Opisowe nazwy firm cieszą się dużą popularnością. Szczególnie widać to wśród sklepów internetowych. Mamy więc marki eObuwie, perfumy.pl czy rowery-24.pl.
Każda z nich wprost komunikuje klientom na jaki asortyment mogą tam liczyć. To na pewno ułatwia marketing, ale od strony prawnej jest złe.
Okazuje się, że nie zastrzeżesz takiej nazwy w Urzędzie Patentowym.
Z drugiej strony i od tej zasady są pewne wyjątki.
Dlaczego nie możesz zastrzec opisowej nazwy firmy?
Wiele osób zastanawia się jak wymyślić dobra nazwę firmy lub marki.

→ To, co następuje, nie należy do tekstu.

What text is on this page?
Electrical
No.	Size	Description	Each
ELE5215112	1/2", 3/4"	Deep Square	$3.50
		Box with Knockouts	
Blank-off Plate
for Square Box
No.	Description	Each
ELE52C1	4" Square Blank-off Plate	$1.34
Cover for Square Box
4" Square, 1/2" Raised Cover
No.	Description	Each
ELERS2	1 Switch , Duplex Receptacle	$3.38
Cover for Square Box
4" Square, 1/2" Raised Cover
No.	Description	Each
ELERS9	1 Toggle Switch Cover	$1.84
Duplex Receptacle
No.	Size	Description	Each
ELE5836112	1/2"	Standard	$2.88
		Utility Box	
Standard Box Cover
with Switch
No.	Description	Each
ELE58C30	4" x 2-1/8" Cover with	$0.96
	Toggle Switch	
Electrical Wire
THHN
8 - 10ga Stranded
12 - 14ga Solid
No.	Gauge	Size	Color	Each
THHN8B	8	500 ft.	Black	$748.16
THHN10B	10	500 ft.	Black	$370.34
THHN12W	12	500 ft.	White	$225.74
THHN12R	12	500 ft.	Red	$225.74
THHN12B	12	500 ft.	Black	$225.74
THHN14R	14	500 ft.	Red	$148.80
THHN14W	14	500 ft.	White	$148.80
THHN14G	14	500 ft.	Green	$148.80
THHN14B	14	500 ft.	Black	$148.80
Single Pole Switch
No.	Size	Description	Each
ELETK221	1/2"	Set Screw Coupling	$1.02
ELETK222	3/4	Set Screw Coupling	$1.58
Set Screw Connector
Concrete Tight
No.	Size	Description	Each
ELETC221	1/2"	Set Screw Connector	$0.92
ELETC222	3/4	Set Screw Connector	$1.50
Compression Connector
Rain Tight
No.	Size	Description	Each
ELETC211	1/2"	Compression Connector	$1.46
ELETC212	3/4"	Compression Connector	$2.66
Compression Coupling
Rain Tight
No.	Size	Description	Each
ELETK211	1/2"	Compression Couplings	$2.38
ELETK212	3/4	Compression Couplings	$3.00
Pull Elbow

Pod względem marketingowym idealnie by było, gdyby sama nazwa firmy komunikowała czym zajmuje się dany przedsiębiorca. Opisowa nazwa firmy wydaje się więc bardzo kusząca.
Jednak to, co może być dobrą nazwą pod względem językowym, niekoniecznie będzie odpowiednie pod względem prawnym. Chodzi przecież finalnie o to, aby móc stać się formalnym właścicielem takiej nazwy.
Mało kto zdaje sobie sprawę z tego, że proste, ogólne, powszechne nazwy nie są w świetle prawa znakami towarowymi. Opisują ofertę danej firmy, ale nie pozwalają jej wyróżnić się z grona konkurentów. Nie zastrzeżesz takiej nazwy w Urzędzie Patentowym jako słowny znak towarowy.
Nie udziela się prawa ochronnego na oznaczenie, które: […] składa się wyłącznie z elementów mogących służyć w obrocie do wskazania, w szczególności rodzaju towaru, jego pochodzenia, jakości, ilości, wartości, przeznaczenia, sposobu wytwarzania, składu, funkcji lub przydatności.
Art. 1291. 1. pkt 3 Ustawy Prawo własności przemysłowej
Zobacz również: Odmowa rejestracji znaku towarowego. Co mogę zrobić?
Ekspert z Urzędu Patentowego broni wolnego rynku
Urzędnik, który będzie rozpatrywał Twoje zgłoszenie de facto pełni funkcję obrońcy wolnego rynku. Blokuje rejestrację takich oznaczeń, które uderzyły by w uczciwą konkurencję.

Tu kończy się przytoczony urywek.